Sat, 05 Feb 2000

Muslims must make sure Kuris did not die in vain

By Gwynne Dyer

LONDON (JP): I have lived in Turkey, and I like the place. I even speak Turkish. But when I first heard about what happened to Konca Kuris, I just didn't know what to say.

Konca Kuris was a 38-year-old mother of five who lived in the south-coast Turkish city of Mersin. She was a devout Muslim, an intellectually inquiring woman, and a feminist writer (none of which are contradictory things to be), who devoted much of her writing to proving that true Islam does not restrict women's rights. Rather, it guarantees them.

In her books and articles and on television, she argued that early Muslim societies, moulded by the Middle Eastern patriarchal tradition, perverted Islamic teachings in ways that victimized women. The requirement that women must cover their heads, for example, is not "Islamic" at all. It had been the custom for "respectable" women in all the classical societies of the Fertile Crescent and the Mediterranean, from Mesopotamia and Assyria to Greece and Rome. Those who first became Muslims over 1300 years ago just imported the rule into their new faith.

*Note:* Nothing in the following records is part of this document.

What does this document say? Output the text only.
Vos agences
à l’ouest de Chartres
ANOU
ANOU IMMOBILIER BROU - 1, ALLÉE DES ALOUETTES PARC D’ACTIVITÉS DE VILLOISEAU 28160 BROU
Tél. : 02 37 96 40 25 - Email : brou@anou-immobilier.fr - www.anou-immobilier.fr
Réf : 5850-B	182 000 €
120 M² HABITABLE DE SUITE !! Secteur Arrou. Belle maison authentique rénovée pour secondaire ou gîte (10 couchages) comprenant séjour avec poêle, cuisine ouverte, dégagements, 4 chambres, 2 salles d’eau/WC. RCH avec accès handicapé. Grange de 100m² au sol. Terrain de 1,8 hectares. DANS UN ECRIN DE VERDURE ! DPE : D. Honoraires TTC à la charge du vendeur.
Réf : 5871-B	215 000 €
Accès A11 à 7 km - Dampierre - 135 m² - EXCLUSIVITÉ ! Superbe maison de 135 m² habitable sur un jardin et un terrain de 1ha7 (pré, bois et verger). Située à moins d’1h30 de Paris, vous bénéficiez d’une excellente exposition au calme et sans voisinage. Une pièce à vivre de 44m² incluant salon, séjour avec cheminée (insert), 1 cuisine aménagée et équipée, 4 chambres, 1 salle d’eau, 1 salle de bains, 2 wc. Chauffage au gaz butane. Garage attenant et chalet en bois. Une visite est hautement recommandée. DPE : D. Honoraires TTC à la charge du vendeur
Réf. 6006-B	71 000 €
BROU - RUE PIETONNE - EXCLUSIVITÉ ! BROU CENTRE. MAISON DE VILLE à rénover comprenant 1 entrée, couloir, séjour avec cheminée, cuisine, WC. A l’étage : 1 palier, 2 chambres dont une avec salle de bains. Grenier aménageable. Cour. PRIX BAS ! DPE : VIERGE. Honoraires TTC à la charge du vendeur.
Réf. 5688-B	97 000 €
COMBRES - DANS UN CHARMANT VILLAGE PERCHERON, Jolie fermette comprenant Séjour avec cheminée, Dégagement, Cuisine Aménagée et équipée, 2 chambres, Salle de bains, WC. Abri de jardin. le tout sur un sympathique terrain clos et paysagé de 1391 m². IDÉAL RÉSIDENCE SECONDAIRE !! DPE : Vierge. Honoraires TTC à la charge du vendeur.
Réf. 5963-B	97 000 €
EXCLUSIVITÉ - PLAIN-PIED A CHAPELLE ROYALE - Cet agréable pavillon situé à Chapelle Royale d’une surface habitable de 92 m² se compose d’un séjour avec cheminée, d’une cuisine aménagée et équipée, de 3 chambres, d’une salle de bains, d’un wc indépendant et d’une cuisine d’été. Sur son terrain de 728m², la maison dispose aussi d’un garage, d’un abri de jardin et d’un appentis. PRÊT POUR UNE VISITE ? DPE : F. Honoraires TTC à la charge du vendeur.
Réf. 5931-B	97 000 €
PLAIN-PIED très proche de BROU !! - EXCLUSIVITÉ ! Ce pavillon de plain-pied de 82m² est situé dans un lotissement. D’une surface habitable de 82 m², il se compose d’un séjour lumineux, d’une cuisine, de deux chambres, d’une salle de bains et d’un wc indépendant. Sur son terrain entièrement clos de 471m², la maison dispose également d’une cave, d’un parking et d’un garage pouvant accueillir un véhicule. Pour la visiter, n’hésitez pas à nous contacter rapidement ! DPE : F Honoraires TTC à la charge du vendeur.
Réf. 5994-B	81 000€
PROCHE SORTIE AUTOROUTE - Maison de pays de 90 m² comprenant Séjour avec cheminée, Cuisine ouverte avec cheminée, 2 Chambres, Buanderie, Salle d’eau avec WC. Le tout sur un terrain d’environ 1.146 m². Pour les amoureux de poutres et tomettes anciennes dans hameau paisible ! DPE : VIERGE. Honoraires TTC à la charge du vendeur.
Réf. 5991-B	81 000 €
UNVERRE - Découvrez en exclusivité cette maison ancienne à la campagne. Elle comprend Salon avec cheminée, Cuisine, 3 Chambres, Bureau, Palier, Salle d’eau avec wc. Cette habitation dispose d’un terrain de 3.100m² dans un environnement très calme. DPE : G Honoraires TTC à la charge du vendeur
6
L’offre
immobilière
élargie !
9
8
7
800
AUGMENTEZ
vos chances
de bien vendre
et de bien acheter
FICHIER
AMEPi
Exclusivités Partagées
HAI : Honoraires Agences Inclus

More importantly, Kuris argued against the segregation of men and women. From public prayers to public schools, females are systematically separated from males in most Muslim countries -- and separate is not equal. She even dared to suggest that public prayers in Turkey should be said in Turkish rather that in Arabic, a language that the overwhelming majority of Turks can neither speak nor read.

Legally, Turkey is an even more secular country than the United States: no "In God We Trust" mottos on the money here. Lots of people in Turkey think the same thoughts as Konca Kuris, and even discuss them out loud. But it can still be risky to develop a high media profile on these issues.

Kuris got her share of death threats. "I could die many times over," she told her husband two years ago. "But these people want to play God; no one has the right to do that."

She did die many times over. She was kidnapped in 1998, and they didn't find her until two weeks ago. Her body was found rotting in a shallow grave, so badly mutilated by the torture she had undergone that they could only identify her by her dental records.

She was found after the Turkish authorities finally moved against a fundamentalist group called Hizbollah (no relation to the Lebanese group of the same name) that seeks an "Islamic" revolution in Turkey. The group's military leader was shot dead in Istanbul later in January by police, and since then they have dug up 33 of the hundreds of people Hizbollah has kidnapped and killed in the past dozen years.

In addition to Konca Kuris's body, they also found a videotape shot by her captors, documenting the 38 days during which they tortured her mercilessly, trying to make her confess to being an apostate, an anti-Muslim, and a foreign pawn, before they murdered her. Nur iginde yatsin. May she rest in peace.

But what can we say to those who remain alive? To good Muslims who are appalled by what is done in their name, to non-Muslims of good will who strive to resist the anti-Muslim undertones in so much that is reported in the mass media, above all to women everywhere who suspect that among the world's great religions it is Islam that has the greatest difficulty in accepting women as equals?

Let us start by rephrasing that last question. It is not "Islam", but many Muslim men, that have such difficulty in accepting women as equals. That may have more to do with their cultural heritage than their religion. Islam, like Christianity, is a religion with Middle Eastern roots -- their founders were born less than 300 miles apart -- and among the world's major civilizations the Middle Eastern ones have always been the most extravagantly male-dominant and anti-female.

The rules for female behavior espoused by the more repressive branches of both faiths stem from ancient Middle Eastern social values, not from the teachings of Jesus or Mohammad. None of the traditional mass civilizations could be called female-friendly (Confucius did not encourage young women to pursue careers either), but few others came up with phenomena as extreme as the Holy Inquisition and witch-burnings -- or Hizbollah and videotaped torture sessions of women who do not know their place.

The point to bear in mind is that terrible things like this are happening now not because Islam cannot change, but because it IS changing. The social rules of an earlier time, inflated into pseudo-religious values by the (mostly male) defenders of the old order, are crumbling.

Recently, the Egyptian parliament was presented with a bill giving women equal rights in divorce. In Iran, 52 percent of last year's intake of university students were women. What's really happening is that change in this domain is going far faster than it did historically in the "Christian" world: three of the five biggest Muslim countries, including Turkey, have already had women leaders.

The faster the change, the more extreme the resistance. It killed Konca Kuris, and the fact that she died for a cause that is going to win can be of little consolation to her children or her husband. It must have been of even less consolation to her, as she went through her long, lonely, agonizing death. But it will win, and when it does she will be one of its heroines.

In America, they have a Martin Luther King Day. In Turkey, they should have a Konca Kuris Day.